The only reason you see a circle instead of something else is because the shader running on your graphics processor knows when to draw round corners.
Polygon
The two shape types above are polygons, but the Polygon type itself can be drawn with any number of sides. It is far less precise than the other shapes with more than 4 sides because the width and height of the polygon is dependant on the number of sides it has as well as its angle.

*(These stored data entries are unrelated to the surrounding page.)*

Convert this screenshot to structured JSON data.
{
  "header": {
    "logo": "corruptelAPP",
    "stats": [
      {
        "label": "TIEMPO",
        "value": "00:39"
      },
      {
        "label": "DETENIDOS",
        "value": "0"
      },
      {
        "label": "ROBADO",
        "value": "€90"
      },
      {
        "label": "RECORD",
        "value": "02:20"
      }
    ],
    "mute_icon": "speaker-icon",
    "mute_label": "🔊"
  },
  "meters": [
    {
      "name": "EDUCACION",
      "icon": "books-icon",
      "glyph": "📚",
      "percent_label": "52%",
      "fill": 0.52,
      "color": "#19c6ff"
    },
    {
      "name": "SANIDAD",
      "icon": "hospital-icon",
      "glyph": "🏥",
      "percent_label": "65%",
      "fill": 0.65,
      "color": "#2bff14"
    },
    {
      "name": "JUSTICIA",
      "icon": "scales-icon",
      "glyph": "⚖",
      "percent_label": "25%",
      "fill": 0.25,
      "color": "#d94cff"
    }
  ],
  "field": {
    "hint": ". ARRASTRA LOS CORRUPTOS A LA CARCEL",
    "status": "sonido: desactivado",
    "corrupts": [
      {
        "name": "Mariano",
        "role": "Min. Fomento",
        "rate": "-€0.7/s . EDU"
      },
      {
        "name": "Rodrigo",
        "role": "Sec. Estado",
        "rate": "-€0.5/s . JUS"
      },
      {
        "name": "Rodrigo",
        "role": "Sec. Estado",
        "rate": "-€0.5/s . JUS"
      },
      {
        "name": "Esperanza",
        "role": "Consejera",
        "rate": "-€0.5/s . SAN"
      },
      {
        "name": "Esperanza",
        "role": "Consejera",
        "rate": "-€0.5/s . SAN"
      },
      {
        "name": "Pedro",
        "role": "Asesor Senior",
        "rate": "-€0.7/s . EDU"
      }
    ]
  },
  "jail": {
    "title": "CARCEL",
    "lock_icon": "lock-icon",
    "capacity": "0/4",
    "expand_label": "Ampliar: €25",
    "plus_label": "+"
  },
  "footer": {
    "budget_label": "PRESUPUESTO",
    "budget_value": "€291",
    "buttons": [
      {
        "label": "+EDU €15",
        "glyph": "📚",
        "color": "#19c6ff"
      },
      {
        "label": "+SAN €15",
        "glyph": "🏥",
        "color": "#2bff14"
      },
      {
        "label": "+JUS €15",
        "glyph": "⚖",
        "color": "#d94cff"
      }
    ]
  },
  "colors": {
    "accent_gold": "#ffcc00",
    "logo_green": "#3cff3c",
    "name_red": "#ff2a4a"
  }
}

Any >4 sided Polygons will almost always be drawn slightly smaller than its width and height values.
Line
A Line is actually is not polygon, but it keeps one privately. The reason lines are usefull is because you can modify the start and end locations individually and the resulting position, scale, and angle of the resulting Rectangle are automatically calculated.
Sprite
Unlike in GDIDrawer which requires you to set the back buffer pixel by pixel to create an image, a GlDrawer Sprite acts like a Rectangle you can show an image or animation with.
Sprites render just as quickly as the other shape types, and you can use them to make repeating textures in small games.
Sprites work with most image file types and transparency is supported.
Text
GLDrawer has the ability rasterize TrueTypeFont files. This means that with nothing but the font filepath, and a string of text, you can generate an image for every letter of the alphabet and have the letters appear in the same order as your string.